The Phil Flynn Energy Report
When IEA Is Smiling
When IEA is smiling! Sure 'tis like a morn in Spring, in the lilt of market forecasts, it can make the oil swing! When IEA is bullish, all the world seems bright and gay, but when IEA is bearish, sure they'll take your oil rally away.
The International Energy Agency (IEA) thwarted an overnight American Petroleum Institute (API) report rally with a bunch of blarney and malarkey about oil demand. The IEA has declared that a “supercycle” in oil demand is unlikely while also admitting that the agency had underestimated demand in their last report. In fact the IEA’s had a long track record of underestimating demand.
They also say that oil demand may not return to pre-pandemic levels for 2 years and warned that some of the Covid-19 oil demand destruction may be permanent.
Yet on the more bullish side of the IEA mouth, they did report that global oil supplies fell by 2 million barrels per day (bpd) as Saudi production cuts and the cold snap in Texas reduced supply.
They also acknowledged that global oil stocks fell by 14.2 million barrels to 3.023 million barrels, putting the global supply just 63 million barrels above the 5-year average. That may be the best we see for a while, as that deficit will melt away… just like your heart when Irish eyes are smiling!
The IEA has agreed with what we’ve been saying for months: that improving demand and OPEC+ cuts will lead to huge oil stock drawdowns in the coming months, especially in the 2nd half of the year.

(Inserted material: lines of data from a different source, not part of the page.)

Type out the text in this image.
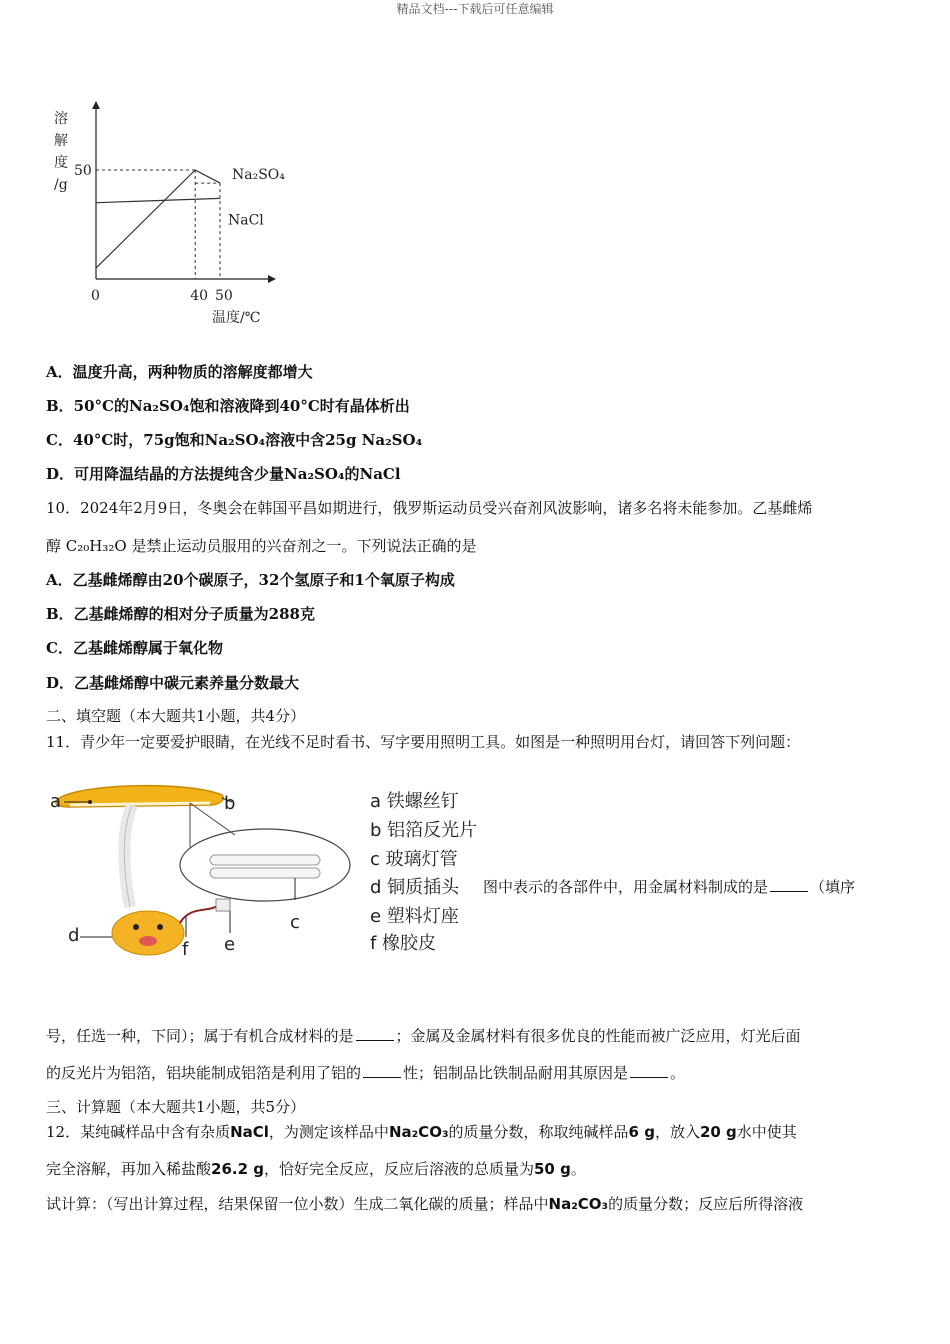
精品文档---下载后可任意编辑
溶
解
度
/g
温度/℃
0	40 50
50	Na₂SO₄
NaCl
A．温度升高，两种物质的溶解度都增大
B．50°C的Na₂SO₄饱和溶液降到40°C时有晶体析出
C．40°C时，75g饱和Na₂SO₄溶液中含25g Na₂SO₄
D．可用降温结晶的方法提纯含少量Na₂SO₄的NaCl
10．2024年2月9日，冬奥会在韩国平昌如期进行，俄罗斯运动员受兴奋剂风波影响，诸多名将未能参加。乙基雌烯
醇 C₂₀H₃₂O 是禁止运动员服用的兴奋剂之一。下列说法正确的是
A．乙基雌烯醇由20个碳原子，32个氢原子和1个氧原子构成
B．乙基雌烯醇的相对分子质量为288克
C．乙基雌烯醇属于氧化物
D．乙基雌烯醇中碳元素养量分数最大
二、填空题（本大题共1小题，共4分）
11．青少年一定要爱护眼睛，在光线不足时看书、写字要用照明工具。如图是一种照明用台灯，请回答下列问题：
a	b
c
d	e
f
a 铁螺丝钉
b 铝箔反光片
c 玻璃灯管
d 铜质插头
e 塑料灯座
f 橡胶皮
图中表示的各部件中，用金属材料制成的是	（填序
号，任选一种，下同）；属于有机合成材料的是	；金属及金属材料有很多优良的性能而被广泛应用，灯光后面
的反光片为铝箔，铝块能制成铝箔是利用了铝的	性；铝制品比铁制品耐用其原因是	。
三、计算题（本大题共1小题，共5分）
12．某纯碱样品中含有杂质NaCl，为测定该样品中Na₂CO₃的质量分数，称取纯碱样品6 g，放入20 g水中使其
完全溶解，再加入稀盐酸26.2 g，恰好完全反应，反应后溶液的总质量为50 g。
试计算：（写出计算过程，结果保留一位小数）生成二氧化碳的质量；样品中Na₂CO₃的质量分数；反应后所得溶液
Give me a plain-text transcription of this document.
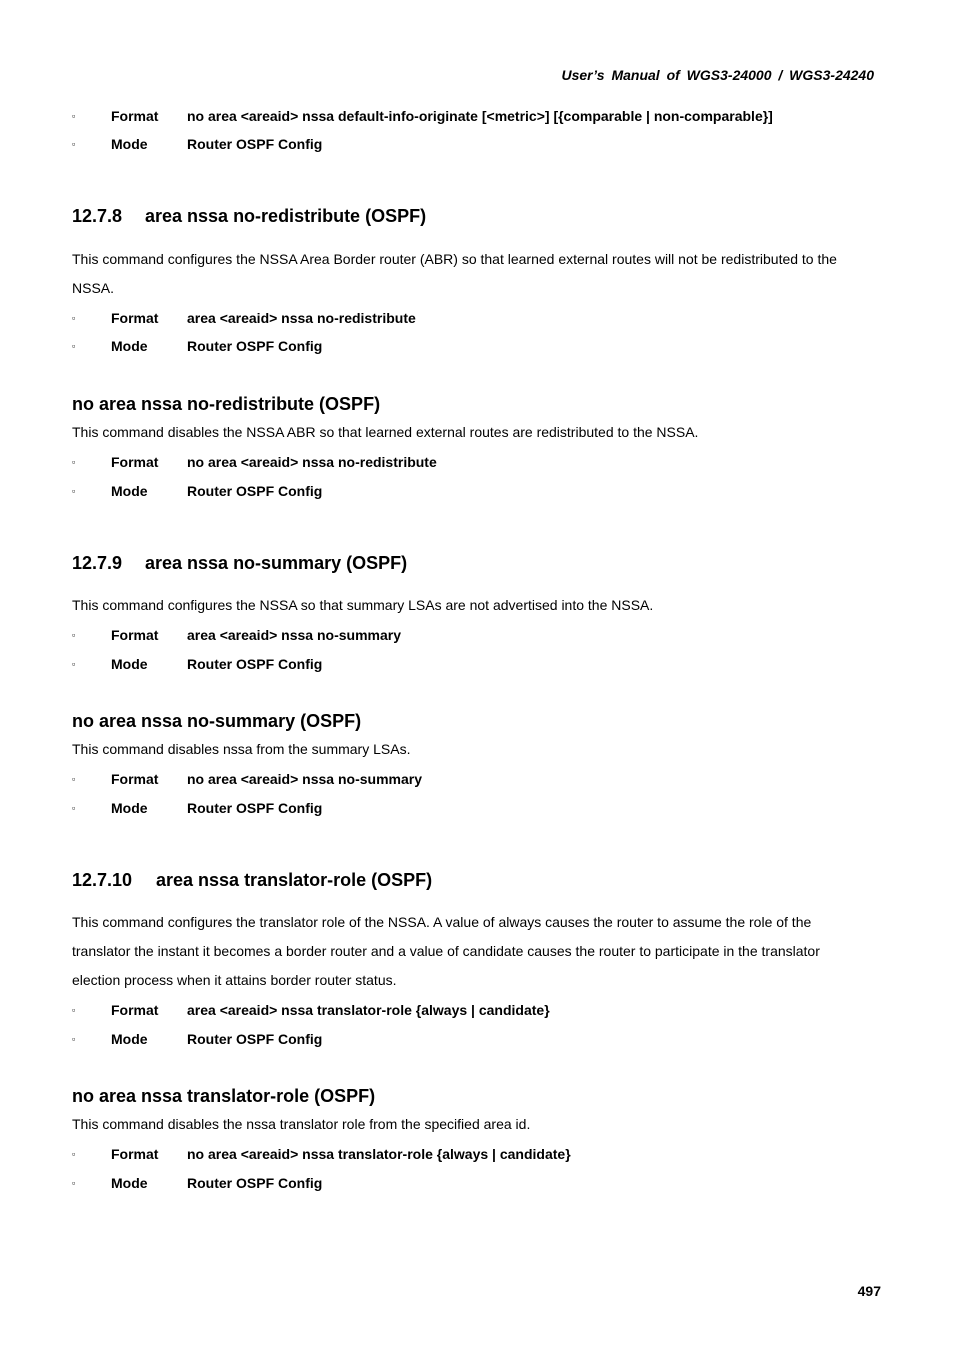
User’s Manual of WGS3-24000 / WGS3-24240
▫	Format no area <areaid> nssa default-info-originate [<metric>] [{comparable | non-comparable}]
▫	Mode	Router OSPF Config
12.7.8 area nssa no-redistribute (OSPF)
This command configures the NSSA Area Border router (ABR) so that learned external routes will not be redistributed to the NSSA.
▫	Format area <areaid> nssa no-redistribute
▫	Mode	Router OSPF Config
no area nssa no-redistribute (OSPF)
This command disables the NSSA ABR so that learned external routes are redistributed to the NSSA.
▫	Format no area <areaid> nssa no-redistribute
▫	Mode	Router OSPF Config
12.7.9 area nssa no-summary (OSPF)
This command configures the NSSA so that summary LSAs are not advertised into the NSSA.
▫	Format area <areaid> nssa no-summary
▫	Mode	Router OSPF Config
no area nssa no-summary (OSPF)
This command disables nssa from the summary LSAs.
▫	Format no area <areaid> nssa no-summary
▫	Mode	Router OSPF Config
12.7.10 area nssa translator-role (OSPF)
This command configures the translator role of the NSSA. A value of always causes the router to assume the role of the translator the instant it becomes a border router and a value of candidate causes the router to participate in the translator election process when it attains border router status.
▫	Format area <areaid> nssa translator-role {always | candidate}
▫	Mode	Router OSPF Config
no area nssa translator-role (OSPF)
This command disables the nssa translator role from the specified area id.
▫	Format no area <areaid> nssa translator-role {always | candidate}
▫	Mode	Router OSPF Config
497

Still, they seem to have a problem with what we and many others are saying— that we’re in a new “supercycle” for oil— and also raise doubts about “peak" oil demand anytime in the near future.
"Oil's sharp rally to near $70 a barrel has spurred talk of a new supercycle and a looming supply shortfall. Our data and analysis suggest otherwise," the IEA said in its monthly report. "For a start, oil inventories still look ample compared with historical levels despite a steady decline....On top of the stock cushion, a hefty amount of spare production capacity has built up as a result of OPEC+ supply curbs," it said.
Of course, you must remember that the IEA totally missed the last supercycle in oil back in the early 2000’s, making basically the same arguments.
They also admit that upstream investment dropped by 30% last year compared with 2019. This year, the IEA expects it to increase "only marginally." Argus reports that the IEA report sees the world's production capacity increasing by 5 million bpd by 2026, compared with 2020. But "the historic collapse in demand has resulted in a spare production capacity cushion of a record [9 million bpd] that could keep global markets comfortable in the near term."
Wishful thinking. The IEA also said that, "To meet the growth in oil demand to 2026 in the IEA report's base case, supply needs to rise by [10 million bpd] by 2026. The Middle East, led by Saudi Arabia, is expected to provide half that increase, largely from existing shut-in capacity."
Oil prices are also getting some resistance from more reports of Iran and China thumbing their nose at the Biden administration, openly ignoring sanctions on oil. There is some talk about that creating an issue for OPEC+. Yet, today it's really about Energy Information Administration data and the Fed.
If the Fed gives us what we expect will be a dovish outlook, oil will bounce. The IEA selloff should be short-lived because the IEA usually turns out to be wrong on their big-picture calls. That said, they still move the market for hours, sometimes even days.
The Energy Information Administration will move on refinery runs and gas demand! We know that prices at the pump have been rising, but they may ease off before rising again for summer.
So, may the road rise up to meet you. May the wind be always at your back. May the sun shine warm upon your face, and rains fall soft upon your fields. And until we meet again, may God hold you in the palm of His hand. Happy Saint Patrick’s Day!